Especialista propõe discutir mudanças
Para Anderson Manzo­li, engenheiro civil com mestrado no Departamento de Trânsito da Universidade de São Paulo (USP) – São Carlos, e especialista em trânsito, existem três pilares que compõem o trânsito: o veículo, a infraestrutura viária e o fator humano, o próprio condutor.

“Boa parte dos acidentes ocorreram em sua maio­ria, não por simples falha mecânica, nem por falha da infraestrutura viária. O prin­cipal [causador] é humano mesmo. A infraestrutura é falha, mas se o motorista age de forma prudente, ele consegue evitar o aciden­te. Porém na prática as pessoas dirigem de forma desatenta, olhando o celular o tempo todo, dirigem com muita pressa em locais perigosos, incompatíveis com velocidades maiores, desrespeitando as leis de trânsito, alcoolizadas ou sob efeito de substâncias que alteram a atenção. Esses são os campeões em gerar acidentes. E para prevenir isso precisa investir pesado em educação no trânsito, cursos de reci­clagem e atualização para os motoristas e fazer uma fiscalização efetiva. É a única saída”, acredita.

Mas Manzoli vai além de expor a culpabilidade dos motoristas. O especialista em trânsito vê o problema como um todo. Ele aponta, por exemplo, que o exces­so de veículos numa via é falta de planejamento. “Se você tem um número muito acima, é preciso repensar a estruturação logística da cidade. Vamos colocar um sistema de transporte pú­blico melhor, colocar mais ônibus e tentar desafogar, ou fazer mais uma faixa. Muitas pessoas estão indo para a moto porque não tem outro jeito. E as pessoas, muitas vezes, não têm tanta habilidade assim para se arriscar sobre uma moto, mas acabam optando para compensarem a falta de transporte público da cida­de” aponta.
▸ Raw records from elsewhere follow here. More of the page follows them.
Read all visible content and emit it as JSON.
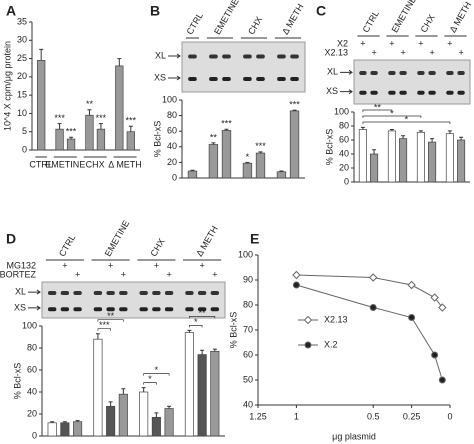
{
  "chart_data": [
    {
      "type": "bar",
      "panel": "A",
      "ylabel": "10^4 X cpm/μg protein",
      "ylim": [
        0,
        35
      ],
      "yticks": [
        0,
        5,
        10,
        15,
        20,
        25,
        30,
        35
      ],
      "colors": [
        "#999999",
        "#999999"
      ],
      "groups": [
        {
          "label": "CTRL",
          "values": [
            24.5
          ],
          "errors": [
            3
          ],
          "stars": [
            null
          ]
        },
        {
          "label": "EMETINE",
          "values": [
            5.7,
            3
          ],
          "errors": [
            1.5,
            0.5
          ],
          "stars": [
            "***",
            "***"
          ]
        },
        {
          "label": "CHX",
          "values": [
            9.5,
            5.7
          ],
          "errors": [
            1.5,
            1.5
          ],
          "stars": [
            "**",
            "***"
          ]
        },
        {
          "label": "Δ METH",
          "values": [
            23,
            5
          ],
          "errors": [
            2,
            1.5
          ],
          "stars": [
            null,
            "***"
          ]
        }
      ]
    },
    {
      "type": "bar",
      "panel": "B",
      "ylabel": "% Bcl-xS",
      "ylim": [
        0,
        100
      ],
      "yticks": [
        0,
        20,
        40,
        60,
        80,
        100
      ],
      "colors": [
        "#999999",
        "#999999"
      ],
      "gel_labels": [
        "XL",
        "XS"
      ],
      "groups": [
        {
          "label": "CTRL",
          "values": [
            9
          ],
          "errors": [
            1
          ],
          "stars": [
            null
          ]
        },
        {
          "label": "EMETINE",
          "values": [
            43,
            61
          ],
          "errors": [
            2,
            1.5
          ],
          "stars": [
            "**",
            "***"
          ]
        },
        {
          "label": "CHX",
          "values": [
            19,
            32
          ],
          "errors": [
            1,
            1.5
          ],
          "stars": [
            "*",
            "***"
          ]
        },
        {
          "label": "Δ METH",
          "values": [
            8,
            86
          ],
          "errors": [
            1,
            1
          ],
          "stars": [
            null,
            "***"
          ]
        }
      ]
    },
    {
      "type": "bar",
      "panel": "C",
      "ylabel": "% Bcl-xS",
      "ylim": [
        0,
        100
      ],
      "yticks": [
        0,
        20,
        40,
        60,
        80,
        100
      ],
      "colors": [
        "#ffffff",
        "#999999"
      ],
      "gel_labels": [
        "XL",
        "XS"
      ],
      "treatments": [
        {
          "label": "X2",
          "marks": [
            "+",
            null
          ]
        },
        {
          "label": "X2.13",
          "marks": [
            null,
            "+"
          ]
        }
      ],
      "groups": [
        {
          "label": "CTRL",
          "values": [
            75,
            40
          ],
          "errors": [
            3,
            6
          ]
        },
        {
          "label": "EMETINE",
          "values": [
            73,
            62
          ],
          "errors": [
            2,
            4
          ],
          "bracket": "**"
        },
        {
          "label": "CHX",
          "values": [
            71,
            57
          ],
          "errors": [
            2,
            5
          ],
          "bracket": "*"
        },
        {
          "label": "Δ METH",
          "values": [
            69,
            60
          ],
          "errors": [
            4,
            4
          ],
          "bracket": "*"
        }
      ]
    },
    {
      "type": "bar",
      "panel": "D",
      "ylabel": "% Bcl-xS",
      "ylim": [
        0,
        100
      ],
      "yticks": [
        0,
        20,
        40,
        60,
        80,
        100
      ],
      "colors": [
        "#ffffff",
        "#555555",
        "#999999"
      ],
      "gel_labels": [
        "XL",
        "XS"
      ],
      "treatments": [
        {
          "label": "MG132",
          "marks": [
            null,
            "+",
            null
          ]
        },
        {
          "label": "BORTEZ",
          "marks": [
            null,
            null,
            "+"
          ]
        }
      ],
      "groups": [
        {
          "label": "CTRL",
          "values": [
            12,
            12,
            13
          ],
          "errors": [
            1,
            1,
            1
          ]
        },
        {
          "label": "EMETINE",
          "values": [
            88,
            27,
            38
          ],
          "errors": [
            5,
            4,
            5
          ],
          "brackets": [
            "***",
            "**"
          ]
        },
        {
          "label": "CHX",
          "values": [
            40,
            17,
            25
          ],
          "errors": [
            4,
            4,
            2
          ],
          "brackets": [
            "*",
            "*"
          ]
        },
        {
          "label": "Δ METH",
          "values": [
            94,
            74,
            77
          ],
          "errors": [
            2,
            4,
            2
          ],
          "brackets": [
            "*",
            "**"
          ]
        }
      ]
    },
    {
      "type": "line",
      "panel": "E",
      "ylabel": "% Bcl-xS",
      "xlabel": "μg plasmid",
      "xlim": [
        1.25,
        0
      ],
      "xticks": [
        1.25,
        1,
        0.5,
        0.25,
        0
      ],
      "ylim": [
        40,
        100
      ],
      "yticks": [
        40,
        50,
        60,
        70,
        80,
        90,
        100
      ],
      "x": [
        1,
        0.5,
        0.25,
        0.1,
        0.05
      ],
      "series": [
        {
          "name": "X2.13",
          "color": "#666666",
          "marker": "diamond",
          "values": [
            92,
            91,
            88,
            83,
            79
          ]
        },
        {
          "name": "X.2",
          "color": "#666666",
          "marker": "circle",
          "values": [
            88,
            79,
            75,
            60,
            50
          ]
        }
      ]
    }
  ]
}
Manzoli também propõe discutir mudanças, por exemplo, na sinalização. Para ele, muitas vezes a quantidade de sinalização está de acordo com o que a via pede, mas isso não é tudo. “Será que esse forma­to de sinalização está cum­prindo o papel de chamar a atenção do motorista e in­dicar que existe um perigo à frente? Não estaria na hora de revisar essas normas de sinalização viária e, talvez, atualizar essas normas para o novo condutor, essa nova geração de pessoas que enxerga o mundo de uma forma mais dinâmica, mais rápida?” questiona o engenheiro de trânsito.